The simple + stunning things that a restaurant can conjure with technology and taste.
You can pour 75% of the hot chocolate in, add whipped cream, and then pour the remaining 25%, effectively sandwiching the cream, allowing it to integrate rapidly and create a richer hot chocolate.
In the coming decades when the native-born culinarily-skilled population of Korea/Japan/Europe/SEA collapses to zero, so too will the ancient & traditional recipes. However ... as long as the fertility of the *Earth* remains, and ingredients are plentiful and diverse ... novel food innovations will emerge. The world will continue spinning.
One of the few things that will not only survive AI but go on to explode in significance is the growing, making, pairing, and eating of delicious food in a cozy and vibrant environment. Office buildings will be uprooted and trees will be planted in their place … and any city that does not follow suit will fade in relevance.
The end game for impeccable restaurant & cafe service is emotionally intelligent robots.

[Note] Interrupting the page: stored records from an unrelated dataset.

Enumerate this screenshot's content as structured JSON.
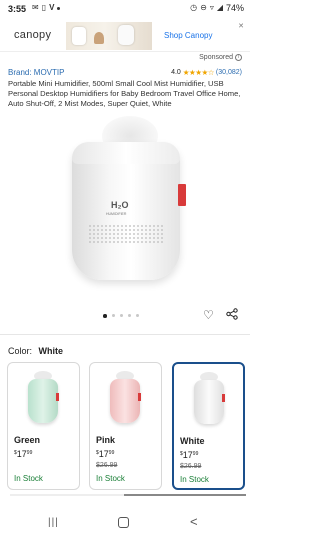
{
  "status_bar": {
    "time": "3:55",
    "left_icons": [
      "email-icon",
      "smartphone-icon",
      "v-app-icon",
      "dot-icon"
    ],
    "right_icons": [
      "alarm-icon",
      "dnd-icon",
      "wifi-icon",
      "signal-icon"
    ],
    "battery": "74%"
  },
  "ad": {
    "logo": "canopy",
    "cta": "Shop Canopy",
    "close": "✕"
  },
  "sponsored": "Sponsored",
  "product": {
    "brand": "Brand: MOVTIP",
    "rating": "4.0",
    "stars": "★★★★☆",
    "rating_count": "(30,082)",
    "title": "Portable Mini Humidifier, 500ml Small Cool Mist Humidifier, USB Personal Desktop Humidifiers for Baby Bedroom Travel Office Home, Auto Shut-Off, 2 Mist Modes, Super Quiet, White",
    "image_logo": "H₂O",
    "image_logo_sub": "HUMIDIFIER"
  },
  "carousel": {
    "total": 5,
    "active": 1
  },
  "color_selector": {
    "label": "Color:",
    "selected": "White"
  },
  "variants": [
    {
      "name": "Green",
      "price_symbol": "$",
      "price_whole": "17",
      "price_cents": "99",
      "old_price": "",
      "stock": "In Stock",
      "color": "green"
    },
    {
      "name": "Pink",
      "price_symbol": "$",
      "price_whole": "17",
      "price_cents": "99",
      "old_price": "$26.99",
      "stock": "In Stock",
      "color": "pink"
    },
    {
      "name": "White",
      "price_symbol": "$",
      "price_whole": "17",
      "price_cents": "99",
      "old_price": "$26.99",
      "stock": "In Stock",
      "color": "white"
    }
  ],
  "nav": {
    "recent": "|||",
    "back": "<"
  }
}
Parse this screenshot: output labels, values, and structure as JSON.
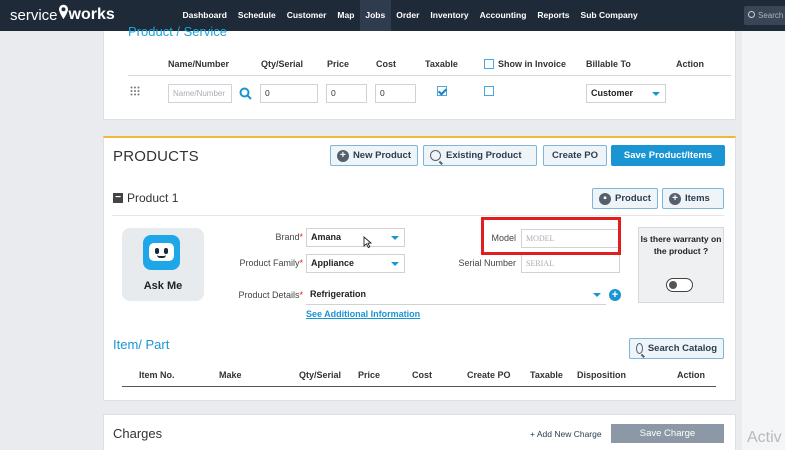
{
  "nav": {
    "logo_a": "service",
    "logo_b": "works",
    "items": [
      "Dashboard",
      "Schedule",
      "Customer",
      "Map",
      "Jobs",
      "Order",
      "Inventory",
      "Accounting",
      "Reports",
      "Sub Company"
    ],
    "active": "Jobs",
    "search_placeholder": "Search"
  },
  "product_service": {
    "section_title_cut": "Product / Service",
    "headers": {
      "name_number": "Name/Number",
      "qty_serial": "Qty/Serial",
      "price": "Price",
      "cost": "Cost",
      "taxable": "Taxable",
      "show_in_invoice": "Show in Invoice",
      "billable_to": "Billable To",
      "action": "Action"
    },
    "row": {
      "name_placeholder": "Name/Number",
      "qty": "0",
      "price": "0",
      "cost": "0",
      "taxable": true,
      "show_in_invoice": false,
      "billable_to": "Customer"
    }
  },
  "products": {
    "title": "PRODUCTS",
    "new_product": "New Product",
    "existing_product": "Existing Product",
    "create_po": "Create PO",
    "save": "Save Product/Items",
    "product_label": "Product 1",
    "product_btn": "Product",
    "items_btn": "Items",
    "ask_me": "Ask Me",
    "brand_label": "Brand",
    "brand_value": "Amana",
    "family_label": "Product Family",
    "family_value": "Appliance",
    "details_label": "Product Details",
    "details_value": "Refrigeration",
    "model_label": "Model",
    "model_placeholder": "MODEL",
    "serial_label": "Serial Number",
    "serial_placeholder": "SERIAL",
    "warranty_q": "Is there warranty on the product ?",
    "warranty_on": false,
    "see_more": "See Additional Information",
    "item_part_title": "Item/ Part",
    "search_catalog": "Search Catalog",
    "item_headers": [
      "Item No.",
      "Make",
      "Qty/Serial",
      "Price",
      "Cost",
      "Create PO",
      "Taxable",
      "Disposition",
      "Action"
    ]
  },
  "charges": {
    "title": "Charges",
    "add": "+ Add New Charge",
    "save": "Save Charge"
  },
  "watermark": "Activ",
  "colors": {
    "topbar": "#1f2a38",
    "accent": "#1a95d3",
    "highlight": "#e21d1d",
    "card_top_border": "#f0b73c"
  }
}
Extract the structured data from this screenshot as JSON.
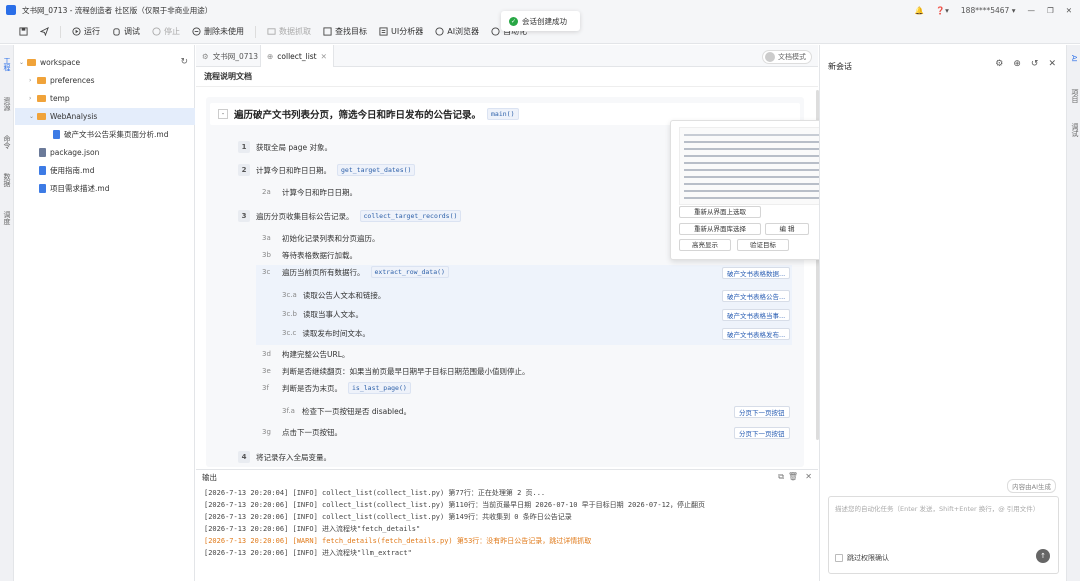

Encapsulating childhood food memories into an edible product with pristine ingredients is always a smart idea.
Imagine if this were a restaurant where the food was cooked and served on different kinds of stone.
Farming is about to become so huge. I don’t think you realize. AI will render white collar work obsolete for a human. Blue collar work like stacking boxes is for the robots. Farming is physical but also soft and nuanced. You can’t automate everything nor can you code everything. It’s the final boss but the irony is, it was the first boss … that we thought we’d defeated. No. Food and nature is life. There’s no defeating this. There’s only harnessing it to the fullest degree.
A city must do everything it can to become natureful and gastronomic. Farms, cafes, restaurants, as much as you can comfortably fit. Invest in sound internet. Solid transportation but also walkable. Clean air. With AI taking care of the white and robots taking care of the blue, this is really not a big ask.
Industries come and go but agriculture is one that will never die. It just gets reimagined and revitalized. Music is another. In fact food and music make a great pair. Taste is the common thread here. It’s the maker and the glue of everything.
Imagine a restaurant where the menu vividly described each item. "Each almond carries a gentle floral essence—vanilla-like and warm—brought to life by the slow roast. The caramel, rich and golden, clings to every curve, laced with sea salt that sharpens and deepens the sweetness." Fun eating.
A restaurant gets repeat customers by taking care of not just taste, satiation, and experience but also digestion. Digestion is overlooked.
Imagine a restaurant that prioritized the transformation of food as much as the taste of it. Delicious food that your body wholly accepts and flawlessly transforms. Food that is so perfect that you are fully present while eating.
A restaurant with modern but elegant architecture.
I'd love to sit in a restaurant with ~20 mini courses where each course is accompanied by carefully chosen acoustic melody that plays loud enough to enhance the aura of the specific dish but soft enough to allow for meaningful conversation.